Beberapa pimpinan perguruan tinggi memberi tahu para peneliti tentang laporan baru tersebut bahwa mereka melihat transformasi digital sebagai cara untuk meningkatkan pendapatan mereka di masa mendatang. Mereka percaya menyampaikan program mereka secara digital dapat membantu menjangkau pasar baru dan mencapai kesepakatan dengan pemberi kerja untuk meningkatkan keterampilan pekerja mereka.

Namun, mereka juga mencatat jenis inisiatif ini membutuhkan investasi besar.

“Transformasi digital itu mahal, tetapi itu adalah harga yang harus kami bayar karena kami harus masuk ke ruang itu,” kata Joseph Helble, presiden Universitas Lehigh, kepada para peneliti.

Tidak semua perguruan tinggi memiliki sumber daya yang diperlukan untuk memperbarui atau mengubah kampus mereka secara digital.
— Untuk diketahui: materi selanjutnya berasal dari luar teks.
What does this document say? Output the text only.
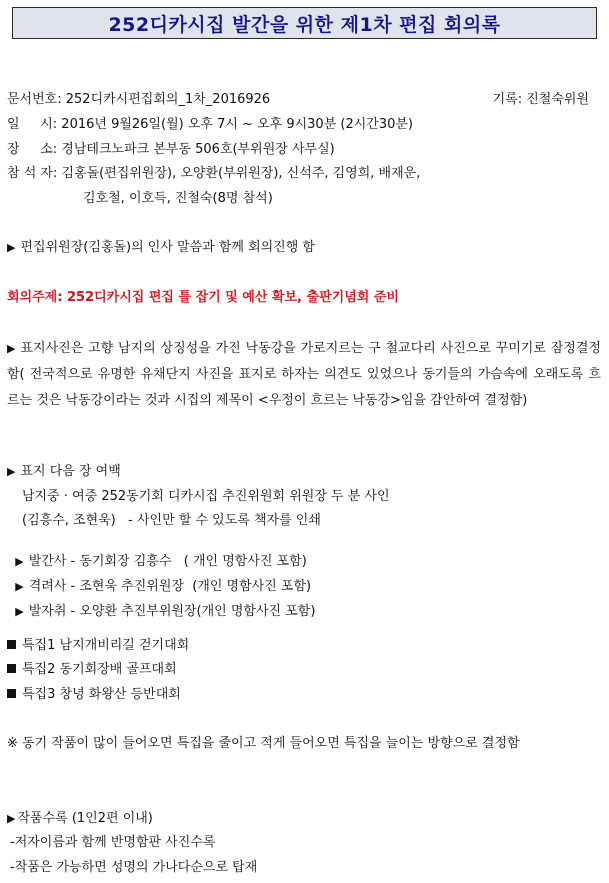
252디카시집 발간을 위한 제1차 편집 회의록
문서번호: 252디카시편집회의_1차_2016926	기록: 진철숙위원
일     시: 2016년 9월26일(월) 오후 7시 ~ 오후 9시30분 (2시간30분)
장     소: 경남테크노파크 본부동 506호(부위원장 사무실)
참 석 자: 김홍돌(편집위원장), 오양환(부위원장), 신석주, 김영희, 배재운,
김호철, 이호득, 진철숙(8명 참석)
▶ 편집위원장(김홍돌)의 인사 말씀과 함께 회의진행 함
회의주제: 252디카시집 편집 틀 잡기 및 예산 확보, 출판기념회 준비
▶ 표지사진은 고향 남지의 상징성을 가진 낙동강을 가로지르는 구 철교다리 사진으로 꾸미기로 잠정결정함( 전국적으로 유명한 유채단지 사진을 표지로 하자는 의견도 있었으나 동기들의 가슴속에 오래도록 흐르는 것은 낙동강이라는 것과 시집의 제목이 <우정이 흐르는 낙동강>임을 감안하여 결정함)
▶ 표지 다음 장 여백
남지중 · 여중 252동기회 디카시집 추진위원회 위원장 두 분 사인
(김흥수, 조현욱)   - 사인만 할 수 있도록 책자를 인쇄

▶ 발간사 - 동기회장 김흥수   ( 개인 명함사진 포함)

▶ 격려사 - 조현욱 추진위원장  (개인 명함사진 포함)

▶ 발자취 - 오양환 추진부위원장(개인 명함사진 포함)

특집1 남지개비리길 걷기대회
특집2 동기회장배 골프대회
특집3 창녕 화왕산 등반대회
※ 동기 작품이 많이 들어오면 특집을 줄이고 적게 들어오면 특집을 늘이는 방향으로 결정함
▶ 작품수록 (1인2편 이내)
-저자이름과 함께 반명함판 사진수록
-작품은 가능하면 성명의 가나다순으로 탑재
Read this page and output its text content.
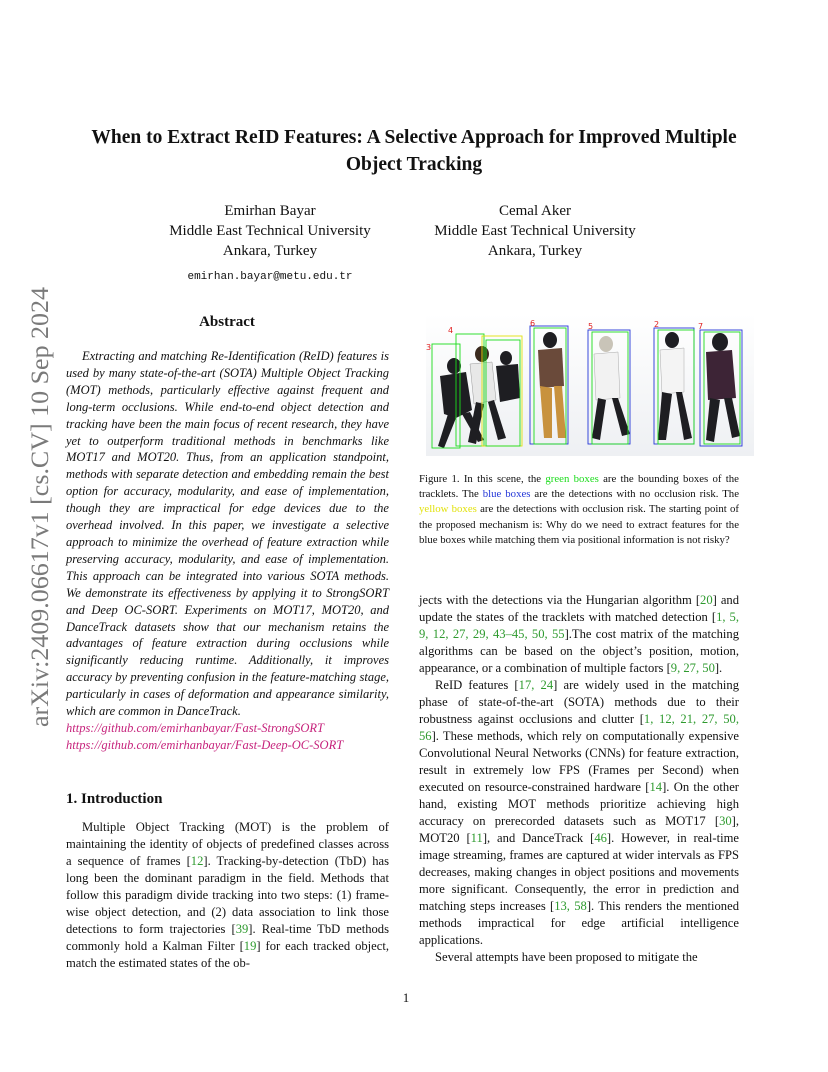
arXiv:2409.06617v1 [cs.CV] 10 Sep 2024
When to Extract ReID Features: A Selective Approach for Improved Multiple
Object Tracking
Emirhan Bayar
Middle East Technical University
Ankara, Turkey
emirhan.bayar@metu.edu.tr
Cemal Aker
Middle East Technical University
Ankara, Turkey
Abstract

Extracting and matching Re-Identification (ReID) features is used by many state-of-the-art (SOTA) Multiple Object Tracking (MOT) methods, particularly effective against frequent and long-term occlusions. While end-to-end object detection and tracking have been the main focus of recent research, they have yet to outperform traditional methods in benchmarks like MOT17 and MOT20. Thus, from an application standpoint, methods with separate detection and embedding remain the best option for accuracy, modularity, and ease of implementation, though they are impractical for edge devices due to the overhead involved. In this paper, we investigate a selective approach to minimize the overhead of feature extraction while preserving accuracy, modularity, and ease of implementation. This approach can be integrated into various SOTA methods. We demonstrate its effectiveness by applying it to StrongSORT and Deep OC-SORT. Experiments on MOT17, MOT20, and DanceTrack datasets show that our mechanism retains the advantages of feature extraction during occlusions while significantly reducing runtime. Additionally, it improves accuracy by preventing confusion in the feature-matching stage, particularly in cases of deformation and appearance similarity, which are common in DanceTrack.

https://github.com/emirhanbayar/Fast-StrongSORT
https://github.com/emirhanbayar/Fast-Deep-OC-SORT
1. Introduction

Multiple Object Tracking (MOT) is the problem of maintaining the identity of objects of predefined classes across a sequence of frames [12]. Tracking-by-detection (TbD) has long been the dominant paradigm in the field. Methods that follow this paradigm divide tracking into two steps: (1) frame-wise object detection, and (2) data association to link those detections to form trajectories [39]. Real-time TbD methods commonly hold a Kalman Filter [19] for each tracked object, match the estimated states of the ob-

4
3
6	5	2	7
Figure 1. In this scene, the green boxes are the bounding boxes of the tracklets. The blue boxes are the detections with no occlusion risk. The yellow boxes are the detections with occlusion risk. The starting point of the proposed mechanism is: Why do we need to extract features for the blue boxes while matching them via positional information is not risky?

jects with the detections via the Hungarian algorithm [20] and update the states of the tracklets with matched detection [1, 5, 9, 12, 27, 29, 43–45, 50, 55].The cost matrix of the matching algorithms can be based on the object’s position, motion, appearance, or a combination of multiple factors [9, 27, 50].

ReID features [17, 24] are widely used in the matching phase of state-of-the-art (SOTA) methods due to their robustness against occlusions and clutter [1, 12, 21, 27, 50, 56]. These methods, which rely on computationally expensive Convolutional Neural Networks (CNNs) for feature extraction, result in extremely low FPS (Frames per Second) when executed on resource-constrained hardware [14]. On the other hand, existing MOT methods prioritize achieving high accuracy on prerecorded datasets such as MOT17 [30], MOT20 [11], and DanceTrack [46]. However, in real-time image streaming, frames are captured at wider intervals as FPS decreases, making changes in object positions and movements more significant. Consequently, the error in prediction and matching steps increases [13, 58]. This renders the mentioned methods impractical for edge artificial intelligence applications.

Several attempts have been proposed to mitigate the

1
Beberapa pemimpin menyuarakan bahwa mereka harus memanfaatkan cadangan institusional karena alasan lain pada saat yang sama mereka ingin berinvestasi dalam proyek semacam ini.

“Jika dolar jatuh begitu saja maka universitas mulai berjuang, cadangan mereka dihabiskan, dan kemudian mereka tidak dapat melakukan pivot atau berinvestasi,” Daniel Greenstein, rektor Sistem Pendidikan Tinggi Negara Bagian Pennsylvania, mengatakan kepada para peneliti laporan tersebut.

Laporan tersebut merekomendasikan agar perguruan tinggi tingkat menengah melampaui strategi tipikal yang digunakan institusi untuk meningkatkan pijakan keuangan mereka, seperti memulai penawaran akademik baru atau meningkatkan pendapatan dari donasi.

Misalnya, perguruan tinggi harus menganalisis program mana yang menghasilkan uang dan mempertimbangkan memotong program yang merugi, menurut laporan itu. Mereka mungkin juga perlu menghentikan penawaran yang terlalu khusus atau terlalu umum sehingga mereka menduplikasi program di perguruan tinggi pesaing.

“Tidak ada pemimpin universitas yang menikmati prospek pemotongan program,” tulis para penulis. “Tetapi beberapa orang memahami bahwa hal itu mungkin perlu, menawarkan keuntungan finansial dengan menghilangkan pengurasan yang berkelanjutan pada posisi pendapatan lembaga.”

Mereka juga menyarankan perguruan tinggi untuk memangkas biaya melalui pencapaian skala ekonomi, termasuk dengan melakukan merger dan akuisisi. Konsolidasi menjadi lebih umum di AS, “mencapai 25 merger tertinggi pada tahun 2018,” menurut laporan tersebut.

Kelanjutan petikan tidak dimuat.